Великие и Тираны. Жутковатое сочетание, не правда ли? Впрочем, к великим я себя не относил, как не относил и к категории тиранов, но что такое быть инородцем – на протяжении последних нескольких часов я вкусил в полной мере.
По улицам родного города мне приходилось двигаться шагом инопланетянина. Я по-прежнему ничего не понимал, шарахался от вооруженных людей и боялся сказать лишнее слово, пребывая все в том же состоянии затянувшегося шока. Подобно взбунтовавшемуся цирковому льву действительность не желала мне подчиняться. Хлыст моего разума ее совершенно не пугал, и безумие съедало меня, как огонек – тлеющий пороховой шнур.
На первый взгляд все было как всегда, и тем не менее чем-то этот город существенно отличался от моей стародавней родины. Какой-то пустячной малостью, сводившей на нет все внешнее сходство. Поменялись названия улиц и их уклон, неведомо откуда возникли пирамидальные тополя, коих в Яровом отродясь не водилось, и даже походка – да, да! – походка людей тоже стала казаться мне абсолютно иной. Точно левое вдруг стало правым, а правое – левым.

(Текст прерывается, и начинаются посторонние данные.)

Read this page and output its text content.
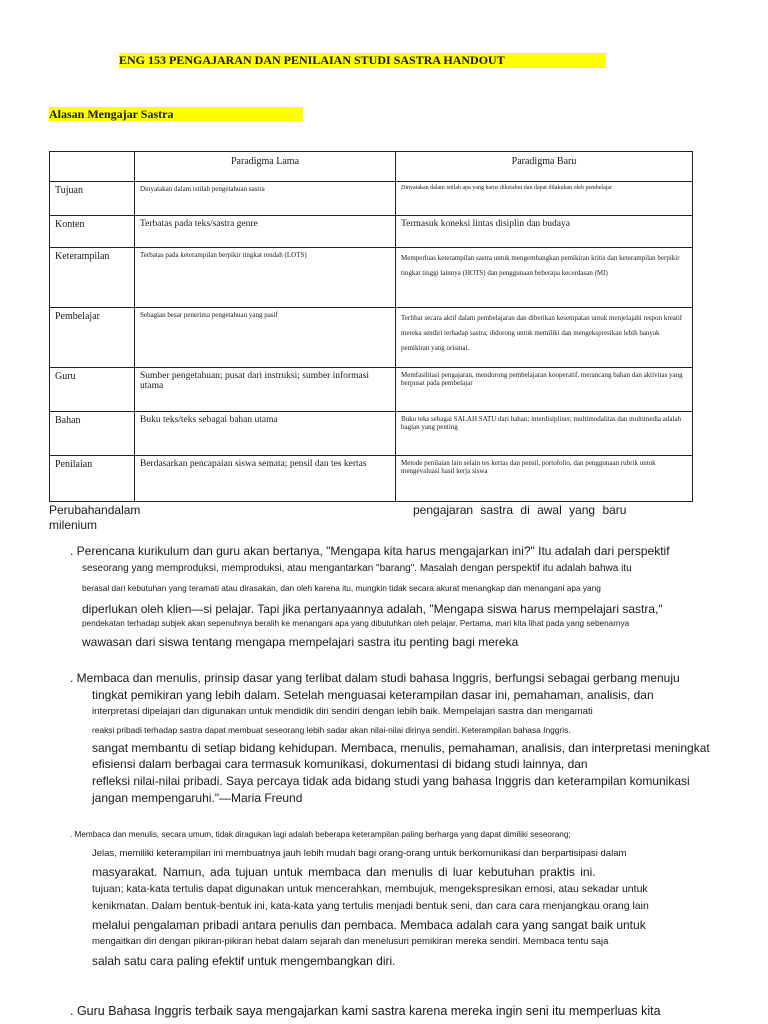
ENG 153 PENGAJARAN DAN PENILAIAN STUDI SASTRA HANDOUT
Alasan Mengajar Sastra
	Paradigma Lama	Paradigma Baru
Tujuan	Dinyatakan dalam istilah pengetahuan sastra	Dinyatakan dalam istilah apa yang harus diketahui dan dapat dilakukan oleh pembelajar
Konten	Terbatas pada teks/sastra genre	Termasuk koneksi lintas disiplin dan budaya
Keterampilan	Terbatas pada keterampilan berpikir tingkat rendah (LOTS)	Memperluas keterampilan sastra untuk mengembangkan pemikiran kritis dan keterampilan berpikir tingkat tinggi lainnya (HOTS) dan penggunaan beberapa kecerdasan (MI)
Pembelajar	Sebagian besar penerima pengetahuan yang pasif	Terlibat secara aktif dalam pembelajaran dan diberikan kesempatan untuk menjelajahi respon kreatif mereka sendiri terhadap sastra; didorong untuk memiliki dan mengekspresikan lebih banyak pemikiran yang orisinal.
Guru	Sumber pengetahuan; pusat dari instruksi; sumber informasi utama	Memfasilitasi pengajaran, mendorong pembelajaran kooperatif, merancang bahan dan aktivitas yang berpusat pada pembelajar
Bahan	Buku teks/teks sebagai bahan utama	Buku teks sebagai SALAH SATU dari bahan; interdisipliner, multimodalitas dan multimedia adalah bagian yang penting
Penilaian	Berdasarkan pencapaian siswa semata; pensil dan tes kertas	Metode penilaian lain selain tes kertas dan pensil, portofolio, dan penggunaan rubrik untuk mengevaluasi hasil kerja siswa
Perubahandalam	pengajaran sastra di awal yang baru
milenium
. Perencana kurikulum dan guru akan bertanya, "Mengapa kita harus mengajarkan ini?" Itu adalah dari perspektif
seseorang yang memproduksi, memproduksi, atau mengantarkan "barang". Masalah dengan perspektif itu adalah bahwa itu
berasal dari kebutuhan yang teramati atau dirasakan, dan oleh karena itu, mungkin tidak secara akurat menangkap dan menangani apa yang
diperlukan oleh klien—si pelajar. Tapi jika pertanyaannya adalah, "Mengapa siswa harus mempelajari sastra,"
pendekatan terhadap subjek akan sepenuhnya beralih ke menangani apa yang dibutuhkan oleh pelajar. Pertama, mari kita lihat pada yang sebenarnya
wawasan dari siswa tentang mengapa mempelajari sastra itu penting bagi mereka
. Membaca dan menulis, prinsip dasar yang terlibat dalam studi bahasa Inggris, berfungsi sebagai gerbang menuju
tingkat pemikiran yang lebih dalam. Setelah menguasai keterampilan dasar ini, pemahaman, analisis, dan
interpretasi dipelajari dan digunakan untuk mendidik diri sendiri dengan lebih baik. Mempelajari sastra dan mengamati
reaksi pribadi terhadap sastra dapat membuat seseorang lebih sadar akan nilai-nilai dirinya sendiri. Keterampilan bahasa Inggris.
sangat membantu di setiap bidang kehidupan. Membaca, menulis, pemahaman, analisis, dan interpretasi meningkat
efisiensi dalam berbagai cara termasuk komunikasi, dokumentasi di bidang studi lainnya, dan
refleksi nilai-nilai pribadi. Saya percaya tidak ada bidang studi yang bahasa Inggris dan keterampilan komunikasi
jangan mempengaruhi."—Maria Freund
. Membaca dan menulis, secara umum, tidak diragukan lagi adalah beberapa keterampilan paling berharga yang dapat dimiliki seseorang;
Jelas, memiliki keterampilan ini membuatnya jauh lebih mudah bagi orang-orang untuk berkomunikasi dan berpartisipasi dalam
masyarakat. Namun, ada tujuan untuk membaca dan menulis di luar kebutuhan praktis ini.
tujuan; kata-kata tertulis dapat digunakan untuk mencerahkan, membujuk, mengekspresikan emosi, atau sekadar untuk
kenikmatan. Dalam bentuk-bentuk ini, kata-kata yang tertulis menjadi bentuk seni, dan cara cara menjangkau orang lain
melalui pengalaman pribadi antara penulis dan pembaca. Membaca adalah cara yang sangat baik untuk
mengaitkan diri dengan pikiran-pikiran hebat dalam sejarah dan menelusuri pemikiran mereka sendiri. Membaca tentu saja
salah satu cara paling efektif untuk mengembangkan diri.
. Guru Bahasa Inggris terbaik saya mengajarkan kami sastra karena mereka ingin seni itu memperluas kita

Нечто похожее я испытал однажды на работе, зайдя в кабинет начальника. С юных лет его звали Плюгавиным, – Плюгавиным он был и в нашем оздоровительном центре. Но в один прекрасный день этот хитрец посетил паспортный стол и сменил фамилию, став Орловым, чем немедленно навлек на свою голову град насмешек. Но самое главное, люди, привыкшие к фамилии Плюгавин, отчаянно путались. Ведомости, заявления, приказы – все приходилось теперь переписывать. Одно дело – привыкать к сменившим фамилию одноклассницам, и совсем другое – к своему родному вечно въедливому начальству. И когда в очередной раз меня вызвали на ковер, я испытывал обморочное головокружение. Глупость, конечно, но так оно все и было. Я видел, что передо мной сидит Плюгавин, но называть его почему-то следовало Орловым. То есть, и заходил я вроде бы к Орлову, но взирал на меня из начальнического кресла самый настоящий Плюгавин. Так или иначе, но мне стоило большого труда заговорить с ним. По счастью, после первых же фраз головокружение прошло, и я сызнова обрел почву под ногами.